気を失うように眠った黄瀬は、翌朝にはまたツンツンした黄瀬に戻っていた。
「じゃあ、行ってくるわ」
搭乗ゲートの前で振り返って別れを告げる。
「ん、行ってらっしゃい」
つかの間の帰国を終え、青峰はアメリカに帰る。次はいつ会えるかなんて分からない。気軽に「またね」なんて言えた頃とは訳が違うというのに、黄瀬は感情を見せることなく淡々と頷いた。

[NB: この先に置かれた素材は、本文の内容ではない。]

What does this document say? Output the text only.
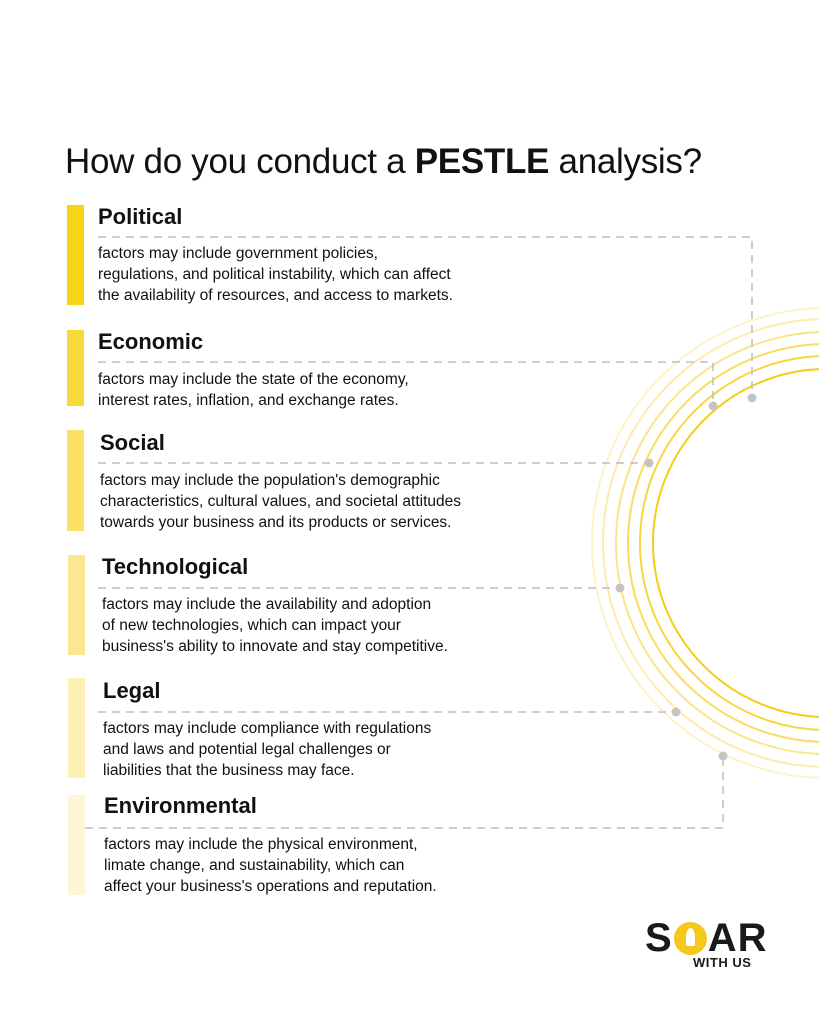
How do you conduct a PESTLE analysis?
Political
factors may include government policies,
regulations, and political instability, which can affect
the availability of resources, and access to markets.
Economic
factors may include the state of the economy,
interest rates, inflation, and exchange rates.
Social
factors may include the population's demographic
characteristics, cultural values, and societal attitudes
towards your business and its products or services.
Technological
factors may include the availability and adoption
of new technologies, which can impact your
business's ability to innovate and stay competitive.
Legal
factors may include compliance with regulations
and laws and potential legal challenges or
liabilities that the business may face.
Environmental
factors may include the physical environment,
limate change, and sustainability, which can
affect your business's operations and reputation.
S AR
WITH US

24時間前の青峰なら、不満に口を尖らせていただろう。でも今は違う。今は、黄瀬の本音を知っている。
「なぁ」
青峰は、黄瀬の輪郭にかかる髪に指先を絡めた。
「お前も来るか?」
突然の申し出に黄瀬は目を丸くする。それから、ゆったりと微笑んだ。
「…行かないよ。俺もこっちで、やりたいことがあるから」
なんとなく、黄瀬はそう言うだろうと思っていた。
「…そっか」
だから青峰はそれ以上言い募ることなく、手を離して背を向けた。もう、振り返ることはなかった。
離れることを寂しいと思う。けれど、不安は無い。
どんなに離れたって心まで離れるわけではないと、今なら胸を張って言える。


fin 2015/1/14

『最中の、トんでいる状態のときだけ本音を言う黄瀬』でシリーズを書こうとした名残。
次回、本音を言わせたい青峰さんと、会うたびにコトに及ぼうとする青峰さんに不信感を抱く黄瀬の話になります!嘘です!